The benefits of an on-grid system is as follows:

Cost-effective: On-grid solar energy systems offer significant cost savings. These systems can provide power to the unit during the day, and avoid the cost of using power from the grid. Net metering is a billing system that allows solar energy generating homes or other establishments to get credits for the excess power generated that they share to the grid. These credits can be used to pay off for power used at night. Some regions allow homes to carry over credit, so credits earned during bright summers can be used up in the winter months. Home owners can even choose to het paid for energy credits.

Government schemes: Many governments have launched schemes to encourage people to install solar energy projects. There are low-interest loans and subsidies that may be availed to help bear the cost of installation. Many states also offer a discount on electricity charges if a home or shop have a solar energy system installed.

Reliability: Being connected to the grid enables users to draw on grid-provided power during low power generation, during repairs and maintenance, and during the night time.

Scalability: Solar energy systems are eminently scalable. Once a basic solar energy system is installed, more panels and inverters can b added to provide additional capacity.

Environment friendly: Solar energy systems contribute to shrinking the carbon footprint, thereby reducing the contamination of the air and degradation of the planet. This is a long-term investment with far-reaching ramifications.

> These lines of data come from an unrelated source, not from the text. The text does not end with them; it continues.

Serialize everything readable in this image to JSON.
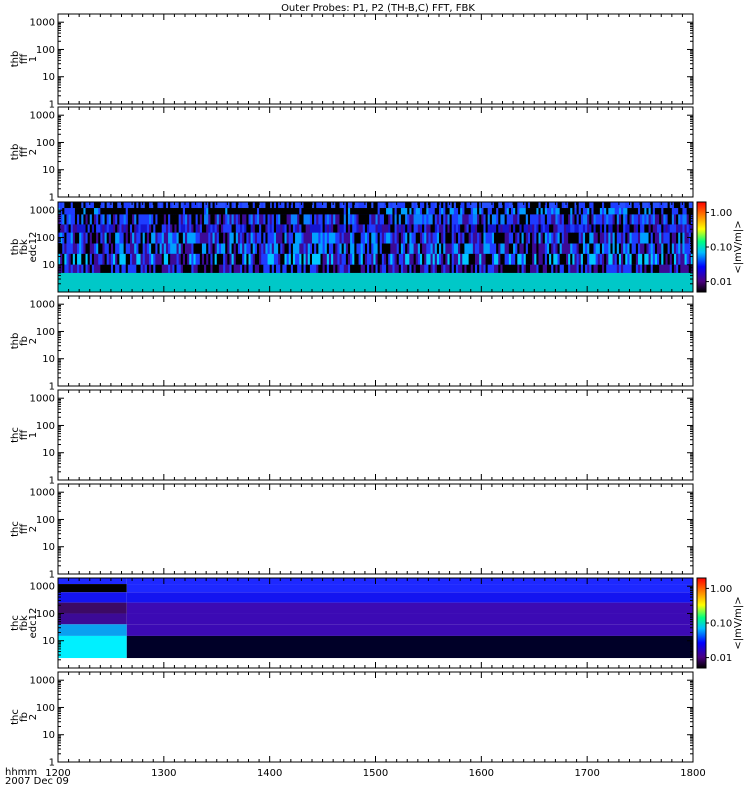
{
  "title": "Outer Probes: P1, P2 (TH-B,C) FFT, FBK",
  "time_axis": {
    "label_line1": "hhmm",
    "label_line2": "2007 Dec 09",
    "ticks": [
      "1200",
      "1300",
      "1400",
      "1500",
      "1600",
      "1700",
      "1800"
    ],
    "range": [
      1200,
      1800
    ]
  },
  "panels": [
    {
      "label": [
        "thb",
        "fff",
        "1"
      ],
      "yticks": [
        "1",
        "10",
        "100",
        "1000"
      ],
      "kind": "empty"
    },
    {
      "label": [
        "thb",
        "fff",
        "2"
      ],
      "yticks": [
        "1",
        "10",
        "100",
        "1000"
      ],
      "kind": "empty"
    },
    {
      "label": [
        "thb",
        "fbk",
        "edc12"
      ],
      "yticks": [
        "10",
        "100",
        "1000"
      ],
      "kind": "spectrogram_noisy",
      "colorbar": {
        "ticks": [
          "1.00",
          "0.10",
          "0.01"
        ],
        "unit": "<|mV/m|>"
      }
    },
    {
      "label": [
        "thb",
        "fb",
        "2"
      ],
      "yticks": [
        "1",
        "10",
        "100",
        "1000"
      ],
      "kind": "empty"
    },
    {
      "label": [
        "thc",
        "fff",
        "1"
      ],
      "yticks": [
        "1",
        "10",
        "100",
        "1000"
      ],
      "kind": "empty"
    },
    {
      "label": [
        "thc",
        "fff",
        "2"
      ],
      "yticks": [
        "1",
        "10",
        "100",
        "1000"
      ],
      "kind": "empty"
    },
    {
      "label": [
        "thc",
        "fbk",
        "edc12"
      ],
      "yticks": [
        "10",
        "100",
        "1000"
      ],
      "kind": "spectrogram_bands",
      "colorbar": {
        "ticks": [
          "1.00",
          "0.10",
          "0.01"
        ],
        "unit": "<|mV/m|>"
      }
    },
    {
      "label": [
        "thc",
        "fb",
        "2"
      ],
      "yticks": [
        "1",
        "10",
        "100",
        "1000"
      ],
      "kind": "empty"
    }
  ],
  "chart_data": {
    "type": "heatmap",
    "title": "Outer Probes: P1, P2 (TH-B,C) FFT, FBK",
    "x_range": [
      1200,
      1800
    ],
    "y_scale": "log",
    "y_range": [
      1,
      2000
    ],
    "colorbar_scale": "log",
    "colorbar_range": [
      0.005,
      2.0
    ],
    "thc_edc12_blocks": [
      {
        "x_start": 1200,
        "x_end": 1265,
        "bands": [
          "#1e28ff",
          "#000000",
          "#1414f0",
          "#3c0a64",
          "#3c0a96",
          "#0aa0f0",
          "#00f0ff"
        ]
      },
      {
        "x_start": 1265,
        "x_end": 1800,
        "bands": [
          "#1e28ff",
          "#1e28ff",
          "#1414f0",
          "#3c0ab4",
          "#3c0ab4",
          "#3c0ab4",
          "#000028"
        ]
      }
    ]
  }
}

The one significant drawback of an on-grid solar energy system is that when the grid is down, the solar energy system must also be disconnected die to anti-islanding regulations. When the grid produces no power, the power produced by on-grid solar energy systems may spill over onto the grid. This may pose a critical hazard to the lives of workers in the vicinity. For this reason, solar energy systems need to install circuitry that detects when the grid is down, and shits off all power generation.

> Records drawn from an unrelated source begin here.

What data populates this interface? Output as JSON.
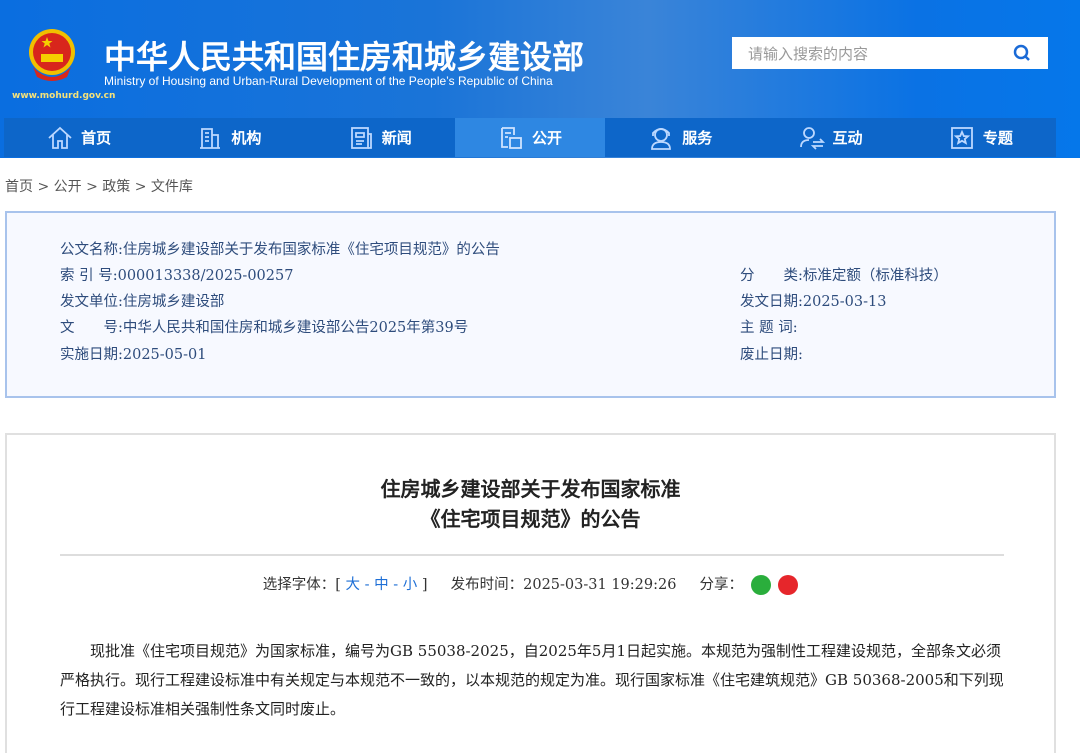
{
  "header": {
    "title_cn": "中华人民共和国住房和城乡建设部",
    "title_en": "Ministry of Housing and Urban-Rural Development of the People’s Republic of China",
    "url": "www.mohurd.gov.cn",
    "search_placeholder": "请输入搜索的内容"
  },
  "nav": [
    {
      "label": "首页",
      "icon": "home-icon"
    },
    {
      "label": "机构",
      "icon": "building-icon"
    },
    {
      "label": "新闻",
      "icon": "news-icon"
    },
    {
      "label": "公开",
      "icon": "document-icon"
    },
    {
      "label": "服务",
      "icon": "service-icon"
    },
    {
      "label": "互动",
      "icon": "interact-icon"
    },
    {
      "label": "专题",
      "icon": "star-icon"
    }
  ],
  "breadcrumb": "首页 > 公开 > 政策 > 文件库",
  "info": {
    "name": "公文名称:住房城乡建设部关于发布国家标准《住宅项目规范》的公告",
    "index": "索 引 号:000013338/2025-00257",
    "category": "分　　类:标准定额（标准科技）",
    "issuer": "发文单位:住房城乡建设部",
    "issue_date": "发文日期:2025-03-13",
    "doc_no": "文　　号:中华人民共和国住房和城乡建设部公告2025年第39号",
    "subject": "主 题 词:",
    "effective": "实施日期:2025-05-01",
    "abolish": "废止日期:"
  },
  "article": {
    "title1": "住房城乡建设部关于发布国家标准",
    "title2": "《住宅项目规范》的公告",
    "font_label": "选择字体：[",
    "font_large": "大",
    "font_mid": "中",
    "font_small": "小",
    "font_close": "]",
    "publish_label": "发布时间：",
    "publish_time": "2025-03-31 19:29:26",
    "share_label": "分享：",
    "body": "现批准《住宅项目规范》为国家标准，编号为GB 55038-2025，自2025年5月1日起实施。本规范为强制性工程建设规范，全部条文必须严格执行。现行工程建设标准中有关规定与本规范不一致的，以本规范的规定为准。现行国家标准《住宅建筑规范》GB 50368-2005和下列现行工程建设标准相关强制性条文同时废止。"
  }
}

Off-grid solar energy systems

Solar energy systems that are not connected to the power grid are off-grid systems. Off grid systems receive no power from the power corporations and do not need to pay anyone for the power consumed. On the downside, they cannot sell get credits for power uploaded to the grid. Does the power go to waste then? What about electricity supply at night? Well, off-grid solar energy systems are usually connected to an electricity storage system such as a solar battery, which stores excess energy generated during the day, and provides power during the night and at other times.

There are many advantages to having an off-grid solar energy system. Some of them are as follows:

Freedom of location: An off grid solar energy system gives one the power and freedom to live and operate absolutely anywhere where there is sunlight. While the rest of the world is tethered by power lines to a grid, an off-grid system can exist in the middle of nowhere.

Cost control: Besides the initial installation cost and periodic servicing and maintenance, power from an off-grid solar energy system costs nothing. Many home owners break even long before the warranty of their solar energy system parts expire, and the remainder of the duration is pure profit.

Survival through natural disasters: In the event of natural disasters such as cyclones, tornadoes, or storms, power lines may get damaged, and electricity can be cut off to many regions. During such times, it’s business as usual for off-grid homes, and life goes on uninterrupted. In a recent weather disaster, power was off to a whole island for over a week. The off-grid homes there were able to support normal electricity production throughout the event.

As you can see, harnessing solar power for domestic or other consumption has many advantages and upsides. Whether you choose to install an off-grid or on grid system depends entirely on your purpose and application. Hopefully this article will help you make an informed decision.